Positioning children for bladder procedures should begin by placing a Foley catheter into the bladder. The patients during bladder procedure are placed at the end of the operating table in a lithotomy position with stirrup supports and a slight Trendelenburg angle. The patient should be provided with sufficient foam padding at all pressure points to prevent injury. The robot will dock from the foot of the table, between the patient’s legs. Of importance, the camera swinging during the foot-docked robot position may come near the patient’s face, and thus adequate foam padding protecting the face and airway is critical (see Fig. 3.2).

Port placement for all robotic surgeries requires an initial insufflation of the peritoneal cavity and the subsequent placement of working and assistant ports. The preferred approach for initial insufflation in pediatric cases is the open Hasson technique. Initial insufflation is set to 10–15 mmHg of carbon dioxide. Nitrous oxide is not preferred given the potential for intestinal distention and loss of visualization. A trocar is inserted for the 12 mm/8.5 mm camera port via the preferred technique [14].

Two 8 mm instrumentation ports are generally used during operation. Ports are placed after pneumoperitoneum is achieved and under direct vision with a 0° flat or 30° upward-facing lens. The ports are placed midline 6–10 cm superior and inferior to the umbilicus for renal surgeries or laterally 6–10 cm away from midline at or above the level of the umbilicus. If the patient’s umbilicus to pubic symphysis distance is below 10 cm for pelvic procedures, the camera port should be moved to a supraumbilical position. Adequate spacing (6–10 cm) between ports and the camera is critical to prevent collision. Newer models of the DVSS robot (S and Si) tolerate closer spacing between ports. An additional 5 mm assistant port is often useful for needle delivery and can be placed as described in the included diagrams.

After port placement surgery, the pneumoperitoneum pressure should be reduced to 12 mmHg (10 mmHg for infants), and the pressurized carbon dioxide should be connected to the assistant port to prevent fogging. After instrument change, the pressure of the pneumoperitoneum reliably drops. Reinsufflation should proceed to maintain 12 mmHg during operation.

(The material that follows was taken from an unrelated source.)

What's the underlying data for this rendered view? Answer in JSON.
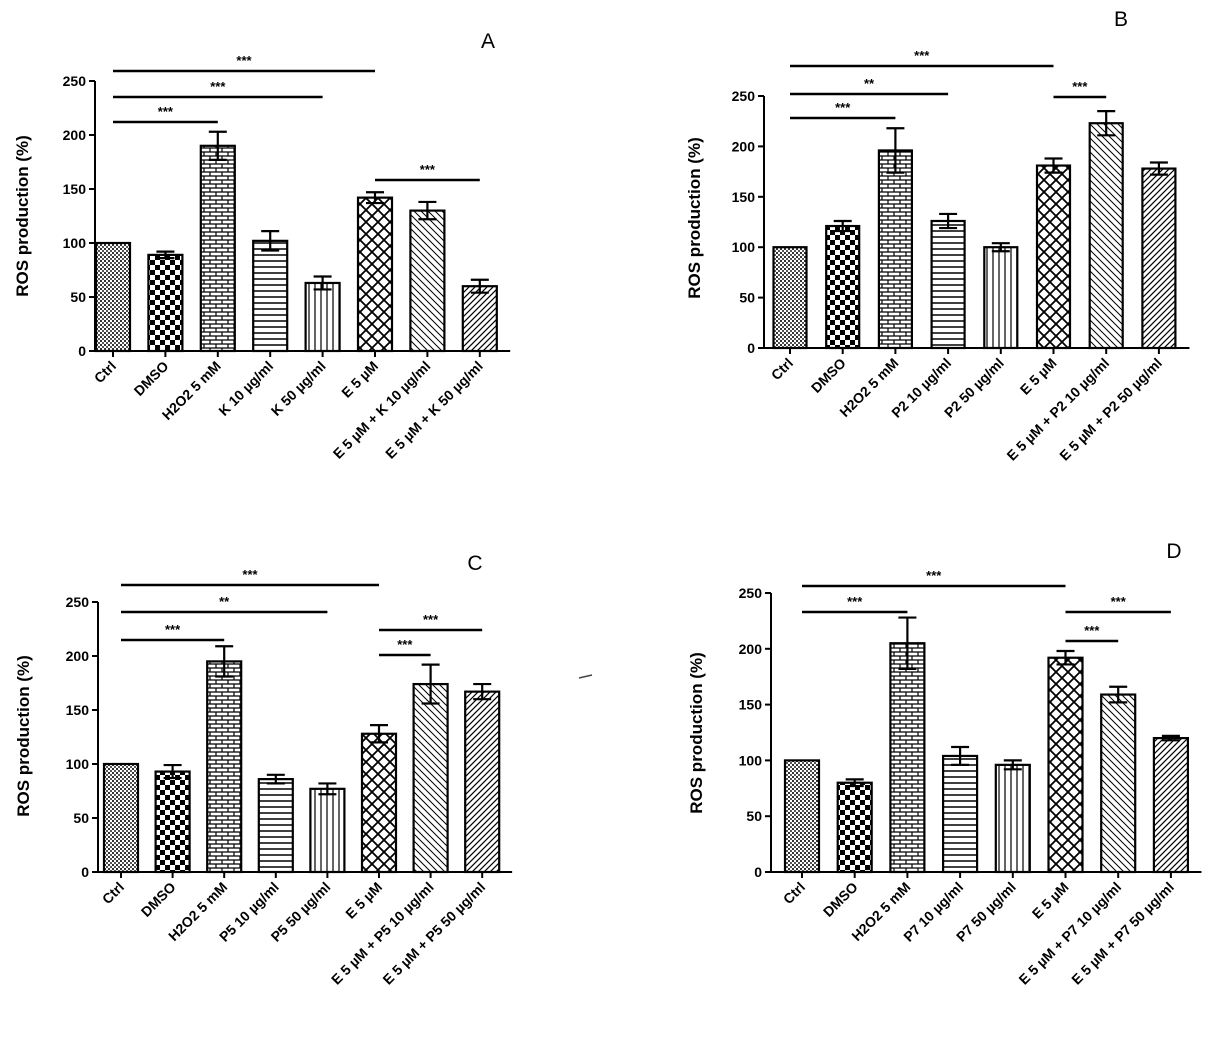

High-definition visualization is a hallmark of modern robotic-assisted laparoscopy. Three sizes of endoscopes are available on the DVSS: 5 mm (discontinued production), 8.5, and 12 mm. The 5 mm scope allows for a 2D monocular view, whereas the 8.5 and 12 mm endoscopes allow for 3D views with binocular vision. Warming the endoscopes prior to insertion into the pneumoperitoneum as well as attaching the carbon dioxide tubing to the assistant port will help limit fogging of the visualization.

Instrumentation on the da Vinci machine allows for a wrist-like 7 degrees of freedom, which is particularly helpful for complex laparoscopic maneuvers such as suturing. In addition, due to motion control algorithms, movements of the instrumentation are tremor-free. Both 5 and 8 mm instruments are available, yet 8 mm is often preferred by the author due to ease of use and geometrical limitations of angulation of the 5 mm instruments. Currently, the 5 mm instruments require an additional 2 cm of intracorporeal working distance over the 8 mm instruments. The increased distance is a limiting factor in the pediatric population and has discouraged the use of 5 mm instrumentation. The 8 mm instruments include a large needle driver, Maryland bipolar forceps, curved and straight scissors, scalpels, bi- and monopolar cautery instruments, ultrasonic energy instruments, and laser cutters. Appropriate miniaturization of the instrumentation is anticipated in future releases and may facilitate operating in tight anatomical spaces.

Adequate robotic training and meaningful mentorship is important for the development of skilled robotic surgeons. Currently, no standardized robotic training curriculum in pediatric urology for practicing pediatric urologists is universally accepted. Nevertheless, specialized fellowships, cadaveric laboratory experience, and one-on-one training with an experienced robotic surgeon provide opportunities for training. At our institution, we have designed a 5-day immersive training mini-fellowship for pediatric urologists worldwide [14]. The curriculum includes hands-on supervised training in the laboratory, simulation, dry skills, and didactic lectures. For basic robotic skills, virtual training simulation such as the Robotic Surgical Simulator (RoSS) developed by Simulated Surgical Systems LLC has proved popular among practicing robotic surgeons as a training tool [15]. Also, simulators packaged with the SI dual console DVSS have been useful in training regimens. For more specialized training, the use of a mentor and formalized training has been shown in conventional laparoscopy to impact the learning curve as well as maintenance of the skills in future practice [16].